CNet's Seth Rosenblatt interviews Al Jaffee, the MAD Magazine legend who created "Snappy Answers to Stupid Questions" and the back-page Fold-In, and mentions the mouth-watering Fold-In complete boxed set books, woah.

How do you make a Fold-In? Do you use a computer? We could see it being complicated.

Al Jaffee: I don't do anything digitally. Although, if I was much younger and could work with Photoshop, it would cut my time drastically. I paint in gouache and watercolor, and you can't easily paint over in watercolor. So I have to pretty much nail everything down mentally. I've been doing this so long that I don't even bother with color sketches; I can visualize the colors throughout.

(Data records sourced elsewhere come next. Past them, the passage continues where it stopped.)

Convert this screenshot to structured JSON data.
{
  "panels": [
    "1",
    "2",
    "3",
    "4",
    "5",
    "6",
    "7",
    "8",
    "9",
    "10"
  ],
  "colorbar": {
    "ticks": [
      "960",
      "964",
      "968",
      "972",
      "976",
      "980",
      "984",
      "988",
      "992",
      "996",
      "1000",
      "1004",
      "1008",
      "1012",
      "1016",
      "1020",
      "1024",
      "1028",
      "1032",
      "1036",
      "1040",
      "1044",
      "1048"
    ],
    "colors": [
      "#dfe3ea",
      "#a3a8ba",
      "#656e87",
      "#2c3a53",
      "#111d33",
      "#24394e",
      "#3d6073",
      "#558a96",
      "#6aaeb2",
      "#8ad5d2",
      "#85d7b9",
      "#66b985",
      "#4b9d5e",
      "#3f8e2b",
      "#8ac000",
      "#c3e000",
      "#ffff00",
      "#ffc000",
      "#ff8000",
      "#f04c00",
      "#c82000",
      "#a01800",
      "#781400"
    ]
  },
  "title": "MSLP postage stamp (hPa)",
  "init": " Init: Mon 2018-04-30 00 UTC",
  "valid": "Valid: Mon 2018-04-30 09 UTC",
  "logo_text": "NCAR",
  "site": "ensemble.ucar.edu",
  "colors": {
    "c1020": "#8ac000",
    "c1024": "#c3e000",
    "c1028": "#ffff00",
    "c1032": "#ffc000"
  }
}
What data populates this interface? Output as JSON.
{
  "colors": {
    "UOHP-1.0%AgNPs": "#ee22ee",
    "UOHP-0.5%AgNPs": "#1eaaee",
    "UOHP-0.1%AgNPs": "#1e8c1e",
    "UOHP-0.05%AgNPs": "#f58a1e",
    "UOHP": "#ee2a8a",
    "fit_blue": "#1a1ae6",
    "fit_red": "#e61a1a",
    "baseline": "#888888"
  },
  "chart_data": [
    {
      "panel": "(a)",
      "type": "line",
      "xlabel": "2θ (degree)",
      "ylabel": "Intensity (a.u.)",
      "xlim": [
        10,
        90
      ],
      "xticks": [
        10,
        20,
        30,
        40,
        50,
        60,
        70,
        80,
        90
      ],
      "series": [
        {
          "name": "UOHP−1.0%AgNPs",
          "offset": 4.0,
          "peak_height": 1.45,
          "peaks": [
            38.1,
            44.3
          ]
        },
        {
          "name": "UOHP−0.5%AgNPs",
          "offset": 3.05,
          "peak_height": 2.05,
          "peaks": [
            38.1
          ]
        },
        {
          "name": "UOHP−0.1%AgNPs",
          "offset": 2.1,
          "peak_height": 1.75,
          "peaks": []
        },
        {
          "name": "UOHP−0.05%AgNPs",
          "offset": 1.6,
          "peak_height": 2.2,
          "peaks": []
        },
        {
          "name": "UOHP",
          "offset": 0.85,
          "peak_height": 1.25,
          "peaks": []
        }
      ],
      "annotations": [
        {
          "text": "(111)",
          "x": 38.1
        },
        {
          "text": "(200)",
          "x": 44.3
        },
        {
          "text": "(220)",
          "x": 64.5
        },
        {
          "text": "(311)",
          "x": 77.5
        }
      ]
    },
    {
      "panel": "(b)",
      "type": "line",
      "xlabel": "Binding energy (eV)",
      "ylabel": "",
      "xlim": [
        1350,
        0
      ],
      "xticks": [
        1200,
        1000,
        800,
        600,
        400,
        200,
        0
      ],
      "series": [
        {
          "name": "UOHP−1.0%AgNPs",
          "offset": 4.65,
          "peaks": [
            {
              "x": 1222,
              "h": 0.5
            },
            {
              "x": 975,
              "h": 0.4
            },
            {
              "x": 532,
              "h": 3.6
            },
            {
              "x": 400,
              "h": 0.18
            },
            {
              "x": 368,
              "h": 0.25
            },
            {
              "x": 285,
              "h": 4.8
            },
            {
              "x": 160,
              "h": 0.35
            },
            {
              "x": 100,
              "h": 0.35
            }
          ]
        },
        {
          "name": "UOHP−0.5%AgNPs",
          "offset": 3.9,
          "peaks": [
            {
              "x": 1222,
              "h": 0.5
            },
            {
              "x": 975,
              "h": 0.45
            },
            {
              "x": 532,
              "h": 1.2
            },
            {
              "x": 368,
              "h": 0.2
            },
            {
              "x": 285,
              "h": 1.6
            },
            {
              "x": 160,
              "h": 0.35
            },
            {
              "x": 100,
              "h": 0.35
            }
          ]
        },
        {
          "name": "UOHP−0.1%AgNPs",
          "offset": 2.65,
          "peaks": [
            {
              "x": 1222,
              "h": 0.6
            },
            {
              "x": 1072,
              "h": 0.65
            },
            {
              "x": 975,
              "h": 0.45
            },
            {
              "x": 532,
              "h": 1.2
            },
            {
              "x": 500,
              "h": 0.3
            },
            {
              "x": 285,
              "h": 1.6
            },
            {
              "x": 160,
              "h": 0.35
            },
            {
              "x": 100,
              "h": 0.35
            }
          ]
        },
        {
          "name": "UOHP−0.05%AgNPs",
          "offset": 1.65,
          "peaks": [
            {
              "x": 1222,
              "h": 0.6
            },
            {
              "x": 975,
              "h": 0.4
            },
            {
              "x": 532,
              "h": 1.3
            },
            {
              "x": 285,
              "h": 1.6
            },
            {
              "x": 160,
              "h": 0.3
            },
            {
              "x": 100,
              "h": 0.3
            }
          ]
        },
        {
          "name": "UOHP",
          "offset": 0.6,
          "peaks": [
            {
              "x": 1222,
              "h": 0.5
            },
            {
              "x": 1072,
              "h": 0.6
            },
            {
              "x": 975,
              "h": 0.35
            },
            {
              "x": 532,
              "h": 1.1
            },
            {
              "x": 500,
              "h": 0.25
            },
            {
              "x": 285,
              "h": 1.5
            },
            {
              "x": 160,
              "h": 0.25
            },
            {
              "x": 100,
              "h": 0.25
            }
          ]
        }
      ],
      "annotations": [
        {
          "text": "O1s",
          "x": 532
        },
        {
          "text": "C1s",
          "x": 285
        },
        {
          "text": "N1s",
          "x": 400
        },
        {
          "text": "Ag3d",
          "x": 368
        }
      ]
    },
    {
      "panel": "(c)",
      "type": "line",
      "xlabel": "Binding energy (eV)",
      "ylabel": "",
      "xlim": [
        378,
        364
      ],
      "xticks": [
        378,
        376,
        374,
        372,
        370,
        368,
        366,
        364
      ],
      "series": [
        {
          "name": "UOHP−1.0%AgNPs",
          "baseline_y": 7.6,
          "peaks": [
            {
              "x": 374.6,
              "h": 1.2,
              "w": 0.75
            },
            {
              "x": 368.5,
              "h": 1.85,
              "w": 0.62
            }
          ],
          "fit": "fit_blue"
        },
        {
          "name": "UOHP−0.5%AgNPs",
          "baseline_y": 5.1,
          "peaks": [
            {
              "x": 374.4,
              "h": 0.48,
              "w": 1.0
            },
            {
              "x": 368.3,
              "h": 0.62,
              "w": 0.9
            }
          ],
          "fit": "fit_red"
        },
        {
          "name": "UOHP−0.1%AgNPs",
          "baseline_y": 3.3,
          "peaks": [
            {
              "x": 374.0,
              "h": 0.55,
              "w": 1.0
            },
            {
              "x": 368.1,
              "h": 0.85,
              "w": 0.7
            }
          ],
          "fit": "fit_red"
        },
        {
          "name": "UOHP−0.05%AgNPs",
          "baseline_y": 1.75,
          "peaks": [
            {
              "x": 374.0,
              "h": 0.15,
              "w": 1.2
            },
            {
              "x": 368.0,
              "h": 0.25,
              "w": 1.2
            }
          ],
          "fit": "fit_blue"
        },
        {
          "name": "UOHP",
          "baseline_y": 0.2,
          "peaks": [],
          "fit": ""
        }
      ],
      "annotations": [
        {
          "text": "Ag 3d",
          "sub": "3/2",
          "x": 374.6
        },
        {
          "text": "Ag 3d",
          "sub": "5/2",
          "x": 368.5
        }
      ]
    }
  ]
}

I do a lot of preliminary sketches, and the one I just did for next issue took 10 times the number of usual sketches. They're done roughly on 8.5-inch by 11-inch bond paper. Then when a final sketch is approved [by editorial] I go to work and do the painting.

In pencil, I draw the answer first, which is half a page vertically, then I put a sheet of tracing paper over it and draw the middle. Then I put it on an illustration board and trace it. After I finish the board, I don't see a final copy until I get the magazine. The editors scan it in and make minor corrections digitally. They send a digital version to the printer.

This particular one didn't take me as long as others have, because a lot of it is typesetting. And I only had one figure in the middle of it. But the usual time is about a week for the artwork, and then I have to do the copy.